Berliner Grünen-Parteitag: Künast jetzt offiziell Wowereit-Rivalin
Renate Künast ist ohne Gegenstimme zur grünen Kandidatin für das Bürgermeisteramt gewählt worden - und präferiert ein Bündnis mit der SPD.
Die Berliner Grünen wollen mit Renate Künast an der Spitze im September 2011 die Landesregierung übernehmen. Am Sonntag nominierte eine Landesdelegiertenkonferenz der Partei die derzeitige Chefin der Grünen-Bundestagsfraktion ohne Gegenstimme für den Posten der Regierenden Bürgermeisterin.
Schon am Freitag hatte Künast ihr monatelanges Schweigen in dieser Frage beendet. "Ich bin bereit zu kandidieren", sagte die 54-Jährige bei einer eigens zu diesem Zweck einberufenen Grünen-Mitgliederversammlung. Spekulationen über eine Kandidatur der früheren Verbraucherschutzministerin, die vor ihrem Wechsel in die Bundespolitik Fraktionschefin im Berliner Abgeordnetenhaus war, hatte es seit Ende 2009 gegeben.
Künasts Kandidatur folgt einem beispiellosen Umfrageboom der Berliner Grünen, der die Partei seit Mai 2009 von damals 16 auf inzwischen 30 Prozent geführt hat und damit an die Spitze der Wählergunst. Die in der Hauptstadt seit 2002 mit der Linkspartei regierende SPD liegt mit deutlichem Abstand nur auf Platz zwei vor der CDU.
An der Landesregierung war die Partei bislang nur zweimal kurzfristig beteiligt, jeweils als kleine Partnerin der SPD. Nach den derzeitigen Umfragewerten könnten sich die Grünen aussuchen, ob sie ab 2011 mit den Sozialdemokraten koalieren, mit der CDU oder bundesweit erstmalig mit der Linkspartei.
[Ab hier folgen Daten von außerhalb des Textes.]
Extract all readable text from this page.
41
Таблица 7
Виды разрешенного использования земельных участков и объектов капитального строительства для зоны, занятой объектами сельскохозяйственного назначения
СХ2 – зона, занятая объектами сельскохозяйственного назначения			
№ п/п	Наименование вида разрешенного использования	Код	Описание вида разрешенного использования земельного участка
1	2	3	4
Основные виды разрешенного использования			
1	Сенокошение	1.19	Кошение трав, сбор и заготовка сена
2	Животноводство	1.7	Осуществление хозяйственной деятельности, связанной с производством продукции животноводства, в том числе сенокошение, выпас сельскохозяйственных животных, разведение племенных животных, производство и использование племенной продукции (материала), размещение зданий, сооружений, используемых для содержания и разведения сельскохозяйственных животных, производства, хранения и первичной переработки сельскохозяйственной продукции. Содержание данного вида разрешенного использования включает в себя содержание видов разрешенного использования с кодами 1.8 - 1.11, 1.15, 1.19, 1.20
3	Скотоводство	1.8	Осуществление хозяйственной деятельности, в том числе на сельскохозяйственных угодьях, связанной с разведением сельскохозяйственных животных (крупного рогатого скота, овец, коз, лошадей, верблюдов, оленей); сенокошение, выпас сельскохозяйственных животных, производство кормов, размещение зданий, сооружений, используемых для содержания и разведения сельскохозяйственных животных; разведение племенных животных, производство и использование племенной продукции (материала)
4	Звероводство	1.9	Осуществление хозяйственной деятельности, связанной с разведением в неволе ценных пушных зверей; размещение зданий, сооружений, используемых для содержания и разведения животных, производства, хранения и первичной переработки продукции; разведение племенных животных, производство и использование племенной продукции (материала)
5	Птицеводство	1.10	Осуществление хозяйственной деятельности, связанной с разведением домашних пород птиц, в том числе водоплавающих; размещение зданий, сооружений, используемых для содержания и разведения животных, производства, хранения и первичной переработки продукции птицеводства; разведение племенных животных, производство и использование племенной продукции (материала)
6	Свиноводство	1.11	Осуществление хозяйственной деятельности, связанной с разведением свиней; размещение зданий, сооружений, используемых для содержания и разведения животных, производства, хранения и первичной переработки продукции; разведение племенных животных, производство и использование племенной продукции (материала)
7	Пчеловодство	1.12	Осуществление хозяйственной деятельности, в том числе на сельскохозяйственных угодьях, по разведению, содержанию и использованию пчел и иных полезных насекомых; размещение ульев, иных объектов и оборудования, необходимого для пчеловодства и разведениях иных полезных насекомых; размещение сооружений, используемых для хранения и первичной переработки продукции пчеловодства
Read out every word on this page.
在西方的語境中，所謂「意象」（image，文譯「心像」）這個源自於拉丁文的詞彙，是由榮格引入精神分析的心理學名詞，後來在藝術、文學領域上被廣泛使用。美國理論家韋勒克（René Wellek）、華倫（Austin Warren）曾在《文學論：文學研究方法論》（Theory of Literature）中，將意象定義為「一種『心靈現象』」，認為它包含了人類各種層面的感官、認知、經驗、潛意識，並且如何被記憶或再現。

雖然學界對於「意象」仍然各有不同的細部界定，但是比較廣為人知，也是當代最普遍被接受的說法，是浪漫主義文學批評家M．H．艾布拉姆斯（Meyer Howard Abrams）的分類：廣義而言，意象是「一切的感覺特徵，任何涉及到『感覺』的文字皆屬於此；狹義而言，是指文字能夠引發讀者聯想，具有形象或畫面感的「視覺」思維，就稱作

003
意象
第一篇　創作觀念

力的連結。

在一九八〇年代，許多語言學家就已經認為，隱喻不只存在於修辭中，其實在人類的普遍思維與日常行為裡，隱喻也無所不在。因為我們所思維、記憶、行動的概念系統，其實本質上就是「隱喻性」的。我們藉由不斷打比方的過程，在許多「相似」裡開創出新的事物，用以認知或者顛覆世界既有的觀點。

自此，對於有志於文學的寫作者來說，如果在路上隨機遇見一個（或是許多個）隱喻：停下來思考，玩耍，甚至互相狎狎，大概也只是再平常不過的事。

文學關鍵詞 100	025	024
Mit der CDU arbeiten die Berliner Grünen bereits seit vier Jahren in einem der zwölf Bezirksparlamente der Hauptstadt zusammen.
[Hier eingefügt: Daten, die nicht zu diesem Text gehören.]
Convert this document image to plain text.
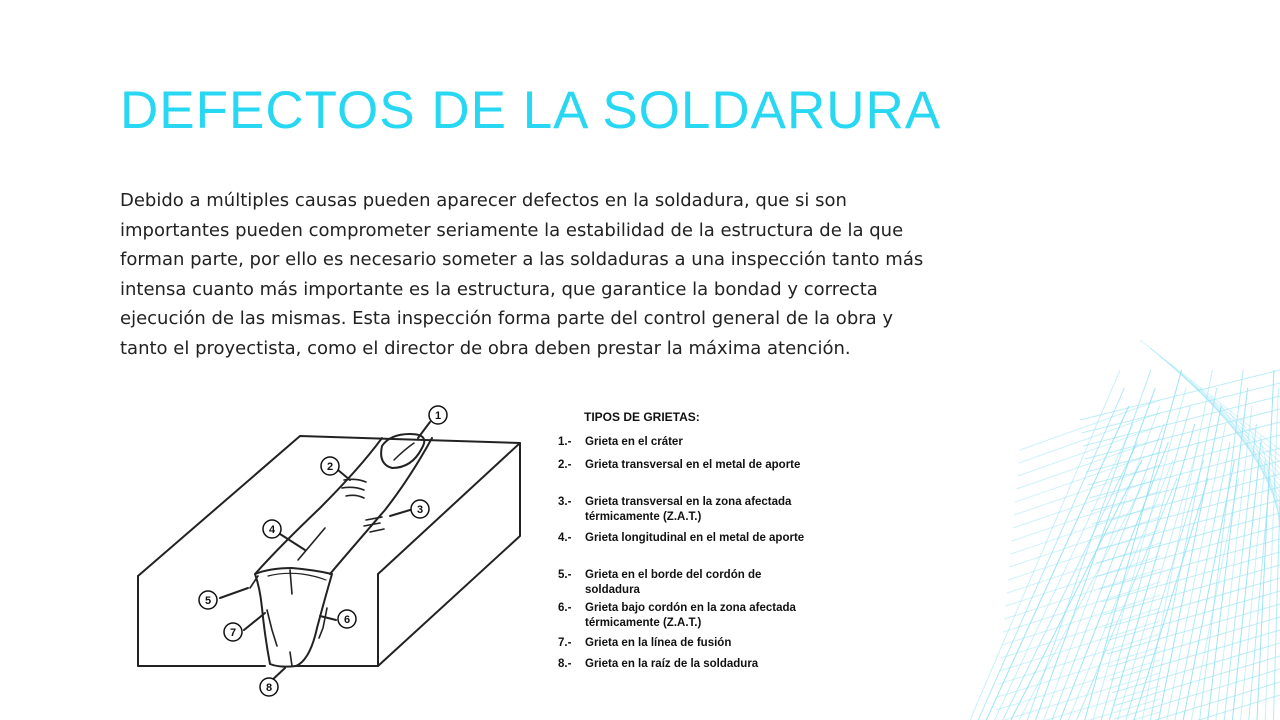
DEFECTOS DE LA SOLDARURA

Debido a múltiples causas pueden aparecer defectos en la soldadura, que si son importantes pueden comprometer seriamente la estabilidad de la estructura de la que forman parte, por ello es necesario someter a las soldaduras a una inspección tanto más intensa cuanto más importante es la estructura, que garantice la bondad y correcta ejecución de las mismas. Esta inspección forma parte del control general de la obra y tanto el proyectista, como el director de obra deben prestar la máxima atención.

1
2
3
4
5
6
7
8
TIPOS DE GRIETAS:
1.- Grieta en el cráter
2.- Grieta transversal en el metal de aporte
3.- Grieta transversal en la zona afectada térmicamente (Z.A.T.)
4.- Grieta longitudinal en el metal de aporte
5.- Grieta en el borde del cordón de soldadura
6.- Grieta bajo cordón en la zona afectada térmicamente (Z.A.T.)
7.- Grieta en la línea de fusión
8.- Grieta en la raíz de la soldadura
Linke wie Christdemokraten dienten sich am Wochenende erneut als Koalitionspartner an. Ein Bündnis mit der CDU ist inzwischen auch beim linken Flügel des Landesverbands anders als noch 2009 kein Tabu mehr.
Vor den Parteitagsdelegierten ließ Künast am Sonntag deutliche Sympathien für eine grün-rote Koalition erkennen. "Die höchste inhaltliche Schnittmenge haben wir mit der SPD", sagte Künast. Daran ändern für sie auch Angriffe des Regierenden Bürgermeisters Klaus Wowereit (SPD) nichts. Der hatte die Grünen als "Abstauber-Partei" bezeichnet und ihnen Inhaltsleere vorgeworfen.
Künast teilt dagegen die Einschätzung von SPD-Bundestagsfraktionschef Frank-Walter Steinmeier, der das Verhältnis zwischen beiden Parteien als "freundschaftliche Konkurrenz" bezeichnet hat. "Partnerschaftliche Konkurrenz - das trifft es, dabei soll es bleiben", sagte Künast, "und ansonsten sollte man die Pfeile wieder in den Köcher stecken." Künasts zentrale Wahlkampfbotschaft lautet: "Eine Stadt für alle".
Dem seit fast neun Jahren amtierenden rot-roten Senat warf sie schon am Freitagabend lustloses Regieren vor. "Berlin ist eine Verheißung, nur seine Landesregierung ist eine Zumutung", sagte Künast. Sie will mehr Bürgernähe, eine neue Form des Regierens und mehr Anstrengungen, Jobs nach Berlin zu holen. 100.000 neue Arbeitsplätze im Feld der grünen Industrie hält sie für möglich.